A reliable filtering system will dilute ammonia, clear the water, and increase oxygenation, but it can’t work miracles.
You still need to undergo regular tank maintenance and partial water changes to stabilize the environment.
To counter and prevent ammonia buildup, remember to:
- Avoid massive water changes – Only perform partial changes of up to 10-15% of the total water volume, preferably weekly. The frequency mostly depends on how large the tank is and the number of fish. Changing too much of the water at once can even produce the opposite effect of what’s expected. Large water changes will not only dilute the essential water minerals that your goldfish require to remain healthy but disturb or even destroy the tank’s beneficial biofilm as well. Without nitrifying bacteria, the system won’t be able to self-regulate, causing ammonia to spike immediately.
- Prevent overfeeding – Overfeeding is a common problem in the tank world, but especially among goldfish, for 2 reasons. The first is that goldfish will eat as much food as they have. The second one is that they will transform it into poop. More food, more poop, more water pollution, and also more digestive problems. These are all linked to overfeeding. So, how do you prevent the problem? Feed your goldfish 2 times per day and only enough fish food for them to consume within 2-4 minutes.

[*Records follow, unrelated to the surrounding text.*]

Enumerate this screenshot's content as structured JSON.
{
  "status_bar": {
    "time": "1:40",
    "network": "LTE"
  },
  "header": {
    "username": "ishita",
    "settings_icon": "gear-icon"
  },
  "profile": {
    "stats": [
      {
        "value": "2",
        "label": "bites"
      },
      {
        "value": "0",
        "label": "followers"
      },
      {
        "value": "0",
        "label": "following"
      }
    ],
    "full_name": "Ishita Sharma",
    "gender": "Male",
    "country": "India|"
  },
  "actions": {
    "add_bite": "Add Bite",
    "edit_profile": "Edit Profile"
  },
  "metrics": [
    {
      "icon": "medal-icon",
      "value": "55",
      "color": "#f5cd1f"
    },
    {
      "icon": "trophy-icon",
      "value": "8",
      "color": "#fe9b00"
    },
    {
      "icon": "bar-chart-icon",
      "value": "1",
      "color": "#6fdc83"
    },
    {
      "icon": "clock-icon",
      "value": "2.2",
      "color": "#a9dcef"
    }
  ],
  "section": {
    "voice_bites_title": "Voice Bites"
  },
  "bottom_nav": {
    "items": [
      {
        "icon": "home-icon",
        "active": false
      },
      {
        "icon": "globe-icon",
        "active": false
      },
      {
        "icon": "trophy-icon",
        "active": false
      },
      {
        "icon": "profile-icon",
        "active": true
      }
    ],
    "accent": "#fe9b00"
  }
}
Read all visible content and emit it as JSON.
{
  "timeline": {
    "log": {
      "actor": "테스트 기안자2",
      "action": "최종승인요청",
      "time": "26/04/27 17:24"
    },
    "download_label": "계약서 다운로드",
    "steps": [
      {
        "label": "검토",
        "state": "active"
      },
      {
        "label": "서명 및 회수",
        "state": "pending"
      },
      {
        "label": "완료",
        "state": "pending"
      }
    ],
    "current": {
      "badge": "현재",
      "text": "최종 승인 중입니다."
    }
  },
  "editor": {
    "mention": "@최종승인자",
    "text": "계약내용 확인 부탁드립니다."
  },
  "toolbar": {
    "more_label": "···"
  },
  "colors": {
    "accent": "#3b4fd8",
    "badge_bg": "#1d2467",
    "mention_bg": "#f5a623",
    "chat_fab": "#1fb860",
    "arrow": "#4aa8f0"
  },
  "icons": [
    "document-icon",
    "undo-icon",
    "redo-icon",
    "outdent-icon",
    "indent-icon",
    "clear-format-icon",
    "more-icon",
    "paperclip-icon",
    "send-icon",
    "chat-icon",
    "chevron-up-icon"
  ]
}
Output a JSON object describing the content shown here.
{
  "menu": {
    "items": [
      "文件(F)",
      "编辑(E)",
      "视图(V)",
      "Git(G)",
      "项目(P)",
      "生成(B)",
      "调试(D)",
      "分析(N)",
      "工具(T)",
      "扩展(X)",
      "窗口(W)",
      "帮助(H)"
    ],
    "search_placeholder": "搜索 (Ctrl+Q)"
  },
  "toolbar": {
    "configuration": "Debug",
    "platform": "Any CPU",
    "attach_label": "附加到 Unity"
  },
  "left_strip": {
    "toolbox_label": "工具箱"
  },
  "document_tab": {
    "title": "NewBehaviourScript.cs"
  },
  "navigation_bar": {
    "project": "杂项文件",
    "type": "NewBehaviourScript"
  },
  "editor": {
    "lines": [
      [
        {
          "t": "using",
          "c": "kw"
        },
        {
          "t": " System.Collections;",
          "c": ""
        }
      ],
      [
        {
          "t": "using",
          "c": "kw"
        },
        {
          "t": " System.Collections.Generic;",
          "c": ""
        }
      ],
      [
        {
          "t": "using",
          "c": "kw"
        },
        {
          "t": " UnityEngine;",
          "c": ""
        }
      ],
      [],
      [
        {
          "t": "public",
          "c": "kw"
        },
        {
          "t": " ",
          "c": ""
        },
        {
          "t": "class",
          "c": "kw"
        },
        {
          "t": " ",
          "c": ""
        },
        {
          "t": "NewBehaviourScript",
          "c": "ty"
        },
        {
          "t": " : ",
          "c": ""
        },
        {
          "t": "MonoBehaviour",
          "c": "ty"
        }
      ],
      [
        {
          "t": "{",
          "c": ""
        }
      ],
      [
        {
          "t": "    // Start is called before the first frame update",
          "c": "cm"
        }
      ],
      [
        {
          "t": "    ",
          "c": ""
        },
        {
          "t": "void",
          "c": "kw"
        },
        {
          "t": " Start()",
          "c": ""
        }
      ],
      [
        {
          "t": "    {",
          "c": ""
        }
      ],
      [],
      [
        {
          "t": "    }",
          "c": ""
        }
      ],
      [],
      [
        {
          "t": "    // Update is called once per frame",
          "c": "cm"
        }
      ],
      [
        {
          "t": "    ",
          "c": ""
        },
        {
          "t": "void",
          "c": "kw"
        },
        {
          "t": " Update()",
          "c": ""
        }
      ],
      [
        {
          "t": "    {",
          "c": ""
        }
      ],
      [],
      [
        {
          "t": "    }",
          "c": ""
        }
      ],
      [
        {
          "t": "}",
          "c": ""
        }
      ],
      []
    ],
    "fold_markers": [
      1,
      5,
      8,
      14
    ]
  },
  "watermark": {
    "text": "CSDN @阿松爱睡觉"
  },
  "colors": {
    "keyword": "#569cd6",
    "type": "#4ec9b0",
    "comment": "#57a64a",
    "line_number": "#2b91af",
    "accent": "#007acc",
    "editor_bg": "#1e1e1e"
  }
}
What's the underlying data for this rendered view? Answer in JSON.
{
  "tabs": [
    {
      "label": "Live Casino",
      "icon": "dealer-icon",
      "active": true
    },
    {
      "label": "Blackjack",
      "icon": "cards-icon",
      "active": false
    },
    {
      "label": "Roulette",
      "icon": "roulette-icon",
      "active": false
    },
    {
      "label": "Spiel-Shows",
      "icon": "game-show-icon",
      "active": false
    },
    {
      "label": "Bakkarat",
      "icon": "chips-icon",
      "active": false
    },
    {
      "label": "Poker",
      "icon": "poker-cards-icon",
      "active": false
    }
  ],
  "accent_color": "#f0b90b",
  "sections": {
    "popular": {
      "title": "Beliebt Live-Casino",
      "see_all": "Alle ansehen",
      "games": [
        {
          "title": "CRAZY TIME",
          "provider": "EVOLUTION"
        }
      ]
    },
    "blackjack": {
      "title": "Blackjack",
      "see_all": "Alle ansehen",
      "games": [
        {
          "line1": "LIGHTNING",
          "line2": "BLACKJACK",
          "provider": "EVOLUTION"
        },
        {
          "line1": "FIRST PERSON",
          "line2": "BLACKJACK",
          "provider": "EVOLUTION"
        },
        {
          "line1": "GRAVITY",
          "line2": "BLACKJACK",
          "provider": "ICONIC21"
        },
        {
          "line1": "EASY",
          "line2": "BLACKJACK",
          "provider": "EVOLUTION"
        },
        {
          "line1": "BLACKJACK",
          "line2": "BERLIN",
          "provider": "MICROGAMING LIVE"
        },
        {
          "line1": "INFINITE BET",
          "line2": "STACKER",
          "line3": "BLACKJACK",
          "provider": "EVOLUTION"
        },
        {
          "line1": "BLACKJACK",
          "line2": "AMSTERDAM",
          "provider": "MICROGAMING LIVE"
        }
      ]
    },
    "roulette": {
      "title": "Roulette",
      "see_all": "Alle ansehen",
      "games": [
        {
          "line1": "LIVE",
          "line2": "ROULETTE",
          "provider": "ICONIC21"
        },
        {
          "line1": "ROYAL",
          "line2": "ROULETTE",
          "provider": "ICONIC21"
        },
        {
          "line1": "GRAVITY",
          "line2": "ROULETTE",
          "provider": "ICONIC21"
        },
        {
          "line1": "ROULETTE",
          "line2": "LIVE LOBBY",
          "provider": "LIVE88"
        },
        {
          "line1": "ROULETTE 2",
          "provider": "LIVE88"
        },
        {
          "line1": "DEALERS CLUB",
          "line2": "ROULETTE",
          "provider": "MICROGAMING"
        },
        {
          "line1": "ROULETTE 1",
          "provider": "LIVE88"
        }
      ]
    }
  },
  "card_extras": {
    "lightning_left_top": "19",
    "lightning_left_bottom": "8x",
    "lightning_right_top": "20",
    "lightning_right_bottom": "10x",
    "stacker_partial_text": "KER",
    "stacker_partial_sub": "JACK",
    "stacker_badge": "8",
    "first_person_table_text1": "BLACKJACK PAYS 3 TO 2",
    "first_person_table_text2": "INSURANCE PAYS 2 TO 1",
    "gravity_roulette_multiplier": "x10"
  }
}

Anything more than that is excess.
- Monitor ammonia and nitrites – A water tester kit is absolutely necessary for all fish tanks, especially goldfish. And especially when you have a large tank with a lot of goldfish pooping everywhere. I advise testing the water at least once or twice per week in case of crowded aquariums or whenever you observe unusual swimming behaviors. Detecting ammonia spikes in time will save your goldfish from ammonia poisoning, which is usually deadly.
5. Aggressive Tank Mates
This is another problem in the fish world that will almost always come with unexpected side effects. Goldfish are generally peaceful fish and don’t appreciate the company of aggressive, territorial, or overly curious fish species.
Even small and peaceful fish species like zebra danios can hurt goldfish due to their predilection toward nipping at their large and flashy fins.
Such behaviors will stress out the goldfish, causing them to retreat to their safe space. If they don’t have one, they will simply do their best to avoid the bully.
In many cases, this translates to spending more time at the water surface or near the substrate. This is generally a sign that the goldfish is stressed and needs a break.
In some rare cases, and if the bullying is severe, your goldfish may even jump out of the tank.
By the way, you can’t really rely on tank decorations and plants to provide goldfish with reliable hiding spots. When it comes to goldfish, tank decorations should be kept to a minimum.
Fancy goldfish usually have bulky bodies, large eyes, and even larger fins that can get injured in stiffer plants and rugger or sharp decorations.
But it’s not normal for goldfish to remain static for too long or stick to one area of the tank.
They usually roam the entire space available to them back and forth and display a dynamic and healthy behavior.
If your fish seems lethargic or showcases abnormal swimming patterns, investigate the situation more in-depth. You will thank yourself later.